Since monoclonal antibodies play an essential role in cancer treatment and are responsible for high healthcare costs, the development of biosimilars is particularly important in oncology. Several biosimilars of the monoclonal antibodies trastuzumab, rituximab, and bevacizumab have been approved and began to be marketed in Europe, EUA and other countries around the world. More diversification of monoclonal antibodies biosimilars is expected in the next years, as the patent of other molecules will expire.

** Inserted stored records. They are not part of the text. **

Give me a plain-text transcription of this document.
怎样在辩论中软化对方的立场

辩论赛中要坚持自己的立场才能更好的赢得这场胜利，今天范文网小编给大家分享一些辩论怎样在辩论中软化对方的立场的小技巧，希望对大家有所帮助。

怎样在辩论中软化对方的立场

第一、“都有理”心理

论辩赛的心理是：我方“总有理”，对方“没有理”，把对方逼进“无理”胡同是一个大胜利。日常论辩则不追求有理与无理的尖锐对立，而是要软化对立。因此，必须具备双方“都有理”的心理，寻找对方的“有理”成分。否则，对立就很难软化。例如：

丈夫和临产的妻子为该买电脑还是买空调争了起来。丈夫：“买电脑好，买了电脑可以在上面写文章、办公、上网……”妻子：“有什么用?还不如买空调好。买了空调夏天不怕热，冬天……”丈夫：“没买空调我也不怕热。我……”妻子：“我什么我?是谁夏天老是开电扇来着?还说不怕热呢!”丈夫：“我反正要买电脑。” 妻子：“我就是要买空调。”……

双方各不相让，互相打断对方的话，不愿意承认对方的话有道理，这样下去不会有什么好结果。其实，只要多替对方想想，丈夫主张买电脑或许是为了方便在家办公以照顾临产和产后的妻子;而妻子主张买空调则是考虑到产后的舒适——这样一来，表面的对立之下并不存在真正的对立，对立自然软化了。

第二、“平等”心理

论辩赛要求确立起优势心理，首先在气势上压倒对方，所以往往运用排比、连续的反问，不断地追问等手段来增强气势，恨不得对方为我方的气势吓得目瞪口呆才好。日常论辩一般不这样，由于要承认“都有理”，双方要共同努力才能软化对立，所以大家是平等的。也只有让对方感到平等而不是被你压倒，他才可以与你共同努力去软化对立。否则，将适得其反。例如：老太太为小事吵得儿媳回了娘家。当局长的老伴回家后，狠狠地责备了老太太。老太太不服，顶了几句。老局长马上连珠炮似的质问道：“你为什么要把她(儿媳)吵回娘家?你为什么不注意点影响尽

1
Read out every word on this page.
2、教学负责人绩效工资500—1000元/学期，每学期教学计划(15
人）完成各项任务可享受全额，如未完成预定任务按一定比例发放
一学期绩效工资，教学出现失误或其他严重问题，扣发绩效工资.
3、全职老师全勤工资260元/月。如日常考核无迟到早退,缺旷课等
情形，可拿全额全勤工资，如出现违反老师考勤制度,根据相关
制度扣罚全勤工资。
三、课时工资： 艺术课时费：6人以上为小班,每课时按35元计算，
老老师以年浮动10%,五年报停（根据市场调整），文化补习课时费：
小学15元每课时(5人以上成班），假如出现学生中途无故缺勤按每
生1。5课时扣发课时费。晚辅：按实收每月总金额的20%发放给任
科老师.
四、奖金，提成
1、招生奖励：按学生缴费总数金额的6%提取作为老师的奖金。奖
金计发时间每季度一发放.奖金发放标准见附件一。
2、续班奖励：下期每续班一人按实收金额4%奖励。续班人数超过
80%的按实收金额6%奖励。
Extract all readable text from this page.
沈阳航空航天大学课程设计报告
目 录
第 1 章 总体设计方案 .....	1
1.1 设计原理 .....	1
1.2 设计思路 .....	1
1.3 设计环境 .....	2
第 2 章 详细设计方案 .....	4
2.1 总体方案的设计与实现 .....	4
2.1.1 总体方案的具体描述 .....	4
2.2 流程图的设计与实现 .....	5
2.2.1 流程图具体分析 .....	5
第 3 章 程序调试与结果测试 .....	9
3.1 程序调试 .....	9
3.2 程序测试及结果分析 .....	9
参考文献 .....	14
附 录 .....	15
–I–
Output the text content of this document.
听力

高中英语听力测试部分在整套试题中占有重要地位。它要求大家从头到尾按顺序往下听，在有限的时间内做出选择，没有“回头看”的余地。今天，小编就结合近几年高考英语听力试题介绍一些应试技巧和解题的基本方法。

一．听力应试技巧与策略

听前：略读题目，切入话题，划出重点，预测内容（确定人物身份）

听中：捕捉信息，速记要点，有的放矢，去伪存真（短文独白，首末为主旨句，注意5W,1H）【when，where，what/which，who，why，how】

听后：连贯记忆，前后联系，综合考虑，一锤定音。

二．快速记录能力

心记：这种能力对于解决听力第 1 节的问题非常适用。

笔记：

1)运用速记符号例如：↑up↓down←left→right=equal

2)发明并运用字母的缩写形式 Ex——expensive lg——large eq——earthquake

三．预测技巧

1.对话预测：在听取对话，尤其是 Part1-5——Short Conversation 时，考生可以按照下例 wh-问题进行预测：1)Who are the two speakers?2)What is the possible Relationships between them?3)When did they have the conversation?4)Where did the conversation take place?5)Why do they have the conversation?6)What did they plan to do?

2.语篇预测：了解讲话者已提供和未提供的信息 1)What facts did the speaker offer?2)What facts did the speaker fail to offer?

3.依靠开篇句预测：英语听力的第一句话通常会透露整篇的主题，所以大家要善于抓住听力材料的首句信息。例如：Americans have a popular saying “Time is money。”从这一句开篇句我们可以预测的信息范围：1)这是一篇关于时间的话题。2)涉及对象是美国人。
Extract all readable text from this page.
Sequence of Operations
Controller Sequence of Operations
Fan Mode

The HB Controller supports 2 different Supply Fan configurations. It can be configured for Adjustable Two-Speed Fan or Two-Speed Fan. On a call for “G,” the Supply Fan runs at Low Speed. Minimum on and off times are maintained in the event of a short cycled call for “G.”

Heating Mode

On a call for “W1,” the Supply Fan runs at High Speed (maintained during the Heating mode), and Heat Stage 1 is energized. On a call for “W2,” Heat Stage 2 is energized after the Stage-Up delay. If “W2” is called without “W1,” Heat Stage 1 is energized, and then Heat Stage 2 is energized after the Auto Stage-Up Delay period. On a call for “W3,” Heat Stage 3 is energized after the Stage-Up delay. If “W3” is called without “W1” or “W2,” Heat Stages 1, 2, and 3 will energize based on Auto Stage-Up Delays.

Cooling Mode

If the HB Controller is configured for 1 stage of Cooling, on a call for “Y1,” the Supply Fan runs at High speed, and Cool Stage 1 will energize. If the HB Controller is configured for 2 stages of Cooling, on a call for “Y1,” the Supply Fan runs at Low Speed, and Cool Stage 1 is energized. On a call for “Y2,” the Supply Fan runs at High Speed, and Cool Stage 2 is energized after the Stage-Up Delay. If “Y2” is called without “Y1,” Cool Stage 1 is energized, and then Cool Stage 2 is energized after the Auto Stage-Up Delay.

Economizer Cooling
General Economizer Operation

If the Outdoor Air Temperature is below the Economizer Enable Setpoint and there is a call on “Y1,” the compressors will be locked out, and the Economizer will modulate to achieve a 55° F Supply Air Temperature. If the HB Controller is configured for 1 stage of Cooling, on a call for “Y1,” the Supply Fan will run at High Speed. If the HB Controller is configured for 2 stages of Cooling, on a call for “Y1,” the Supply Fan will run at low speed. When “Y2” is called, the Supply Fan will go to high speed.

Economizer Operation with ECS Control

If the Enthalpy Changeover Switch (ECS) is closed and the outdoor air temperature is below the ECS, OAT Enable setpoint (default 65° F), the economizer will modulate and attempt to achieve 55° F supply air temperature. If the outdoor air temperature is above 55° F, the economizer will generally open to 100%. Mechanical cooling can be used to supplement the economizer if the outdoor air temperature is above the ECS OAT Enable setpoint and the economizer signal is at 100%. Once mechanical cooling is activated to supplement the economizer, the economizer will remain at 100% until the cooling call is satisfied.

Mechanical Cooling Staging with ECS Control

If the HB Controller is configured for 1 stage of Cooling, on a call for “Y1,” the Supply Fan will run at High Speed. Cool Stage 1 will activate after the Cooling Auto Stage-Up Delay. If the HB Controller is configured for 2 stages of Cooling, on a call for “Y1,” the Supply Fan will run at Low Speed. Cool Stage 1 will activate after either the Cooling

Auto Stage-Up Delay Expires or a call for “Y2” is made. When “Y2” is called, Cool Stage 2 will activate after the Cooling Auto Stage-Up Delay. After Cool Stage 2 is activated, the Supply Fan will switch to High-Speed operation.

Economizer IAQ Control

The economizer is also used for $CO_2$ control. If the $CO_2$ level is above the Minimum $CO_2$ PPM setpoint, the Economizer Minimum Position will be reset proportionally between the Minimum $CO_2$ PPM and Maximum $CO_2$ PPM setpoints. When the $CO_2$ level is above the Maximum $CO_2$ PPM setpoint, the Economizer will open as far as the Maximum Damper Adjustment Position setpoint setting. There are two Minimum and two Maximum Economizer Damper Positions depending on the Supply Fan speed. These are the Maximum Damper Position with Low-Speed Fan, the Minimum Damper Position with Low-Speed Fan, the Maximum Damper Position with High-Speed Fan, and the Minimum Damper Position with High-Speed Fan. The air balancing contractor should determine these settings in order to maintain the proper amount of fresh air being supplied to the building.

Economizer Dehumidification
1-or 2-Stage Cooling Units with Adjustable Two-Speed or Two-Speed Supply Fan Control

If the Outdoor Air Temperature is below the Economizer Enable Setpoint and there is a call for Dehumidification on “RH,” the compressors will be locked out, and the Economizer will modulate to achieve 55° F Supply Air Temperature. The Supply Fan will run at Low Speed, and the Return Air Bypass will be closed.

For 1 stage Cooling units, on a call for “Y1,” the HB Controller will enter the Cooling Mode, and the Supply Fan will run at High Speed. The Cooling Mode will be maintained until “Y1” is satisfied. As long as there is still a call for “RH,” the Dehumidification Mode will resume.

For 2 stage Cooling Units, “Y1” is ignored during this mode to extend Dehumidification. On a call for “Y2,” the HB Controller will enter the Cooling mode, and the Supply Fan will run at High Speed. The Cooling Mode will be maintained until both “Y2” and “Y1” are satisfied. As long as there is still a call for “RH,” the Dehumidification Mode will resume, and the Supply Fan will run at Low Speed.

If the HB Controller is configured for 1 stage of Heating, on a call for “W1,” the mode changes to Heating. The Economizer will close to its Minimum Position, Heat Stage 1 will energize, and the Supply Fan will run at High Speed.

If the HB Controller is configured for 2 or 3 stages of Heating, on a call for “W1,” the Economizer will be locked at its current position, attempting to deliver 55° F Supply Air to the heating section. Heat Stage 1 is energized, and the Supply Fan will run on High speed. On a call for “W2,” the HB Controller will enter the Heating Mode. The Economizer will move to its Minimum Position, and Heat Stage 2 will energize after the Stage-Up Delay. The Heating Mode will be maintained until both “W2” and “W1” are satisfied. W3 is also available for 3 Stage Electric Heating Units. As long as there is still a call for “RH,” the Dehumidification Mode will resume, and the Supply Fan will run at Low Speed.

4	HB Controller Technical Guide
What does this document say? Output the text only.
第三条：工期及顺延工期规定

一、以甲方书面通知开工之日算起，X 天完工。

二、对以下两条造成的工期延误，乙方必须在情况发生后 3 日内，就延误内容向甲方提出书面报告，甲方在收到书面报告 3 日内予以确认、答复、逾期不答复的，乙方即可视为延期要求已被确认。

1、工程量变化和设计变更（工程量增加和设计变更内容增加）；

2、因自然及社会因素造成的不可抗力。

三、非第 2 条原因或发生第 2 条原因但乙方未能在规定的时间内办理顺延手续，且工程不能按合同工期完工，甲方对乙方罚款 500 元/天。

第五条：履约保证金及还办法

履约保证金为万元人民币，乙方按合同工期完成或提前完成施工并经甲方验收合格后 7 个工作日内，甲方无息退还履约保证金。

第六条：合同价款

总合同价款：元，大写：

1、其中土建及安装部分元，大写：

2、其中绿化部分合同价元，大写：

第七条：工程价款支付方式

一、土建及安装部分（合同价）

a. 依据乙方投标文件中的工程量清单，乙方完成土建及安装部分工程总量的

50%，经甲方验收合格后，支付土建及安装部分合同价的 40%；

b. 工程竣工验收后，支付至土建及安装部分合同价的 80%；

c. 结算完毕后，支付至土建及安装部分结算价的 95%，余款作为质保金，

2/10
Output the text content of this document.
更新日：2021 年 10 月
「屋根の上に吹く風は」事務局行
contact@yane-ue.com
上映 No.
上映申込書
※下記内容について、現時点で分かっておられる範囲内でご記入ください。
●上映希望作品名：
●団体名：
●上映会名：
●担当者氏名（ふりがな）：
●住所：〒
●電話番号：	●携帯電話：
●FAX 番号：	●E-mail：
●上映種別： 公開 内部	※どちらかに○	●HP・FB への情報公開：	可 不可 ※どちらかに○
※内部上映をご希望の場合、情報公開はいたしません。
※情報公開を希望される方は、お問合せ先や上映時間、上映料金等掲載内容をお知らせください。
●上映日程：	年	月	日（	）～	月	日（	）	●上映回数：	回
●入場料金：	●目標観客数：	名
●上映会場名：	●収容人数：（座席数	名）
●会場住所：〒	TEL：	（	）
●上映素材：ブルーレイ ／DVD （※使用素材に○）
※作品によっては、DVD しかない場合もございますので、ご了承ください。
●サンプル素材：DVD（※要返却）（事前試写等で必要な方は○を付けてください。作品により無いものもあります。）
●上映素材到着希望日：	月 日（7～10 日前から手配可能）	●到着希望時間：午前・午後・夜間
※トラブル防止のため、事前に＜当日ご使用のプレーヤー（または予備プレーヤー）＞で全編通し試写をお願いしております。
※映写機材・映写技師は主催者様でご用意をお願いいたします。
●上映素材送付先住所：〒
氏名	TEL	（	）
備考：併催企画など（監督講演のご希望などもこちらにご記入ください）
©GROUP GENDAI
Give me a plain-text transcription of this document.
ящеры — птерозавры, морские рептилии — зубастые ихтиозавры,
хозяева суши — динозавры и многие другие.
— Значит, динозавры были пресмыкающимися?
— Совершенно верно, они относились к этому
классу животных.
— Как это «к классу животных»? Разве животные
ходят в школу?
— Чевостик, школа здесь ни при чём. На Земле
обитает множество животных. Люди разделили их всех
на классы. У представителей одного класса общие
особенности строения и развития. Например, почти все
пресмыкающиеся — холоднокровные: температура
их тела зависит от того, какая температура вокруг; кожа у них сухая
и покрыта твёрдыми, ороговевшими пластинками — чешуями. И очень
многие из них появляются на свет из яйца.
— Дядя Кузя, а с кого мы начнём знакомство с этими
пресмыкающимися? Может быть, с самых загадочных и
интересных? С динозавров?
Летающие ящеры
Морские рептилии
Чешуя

The biosimilar development pathway consists of a comprehensive comparability exercise between the biosimilar candidate and the reference product, primarily focusing on data from analytical studies. Clinical studies for biosimilar candidates follow a different design to those for a new biological. Adequate information on the biosimilar approval pathway, the robustness of overall evidence used to demonstrate biosimilarity, and how the clinical development of a biosimilar is done is important for all: professional, patient, governments, and other stakeholders.
Conflict of interest
Annemeri Livinalli: is involved in consulting, advisory work and speaking engagements for Amgen, Sandoz, Teva, Servier, Dr. Reddy’s, Accord, United Medical, Achè.
Taís Freire Galvão: The author declares no conflict of interest.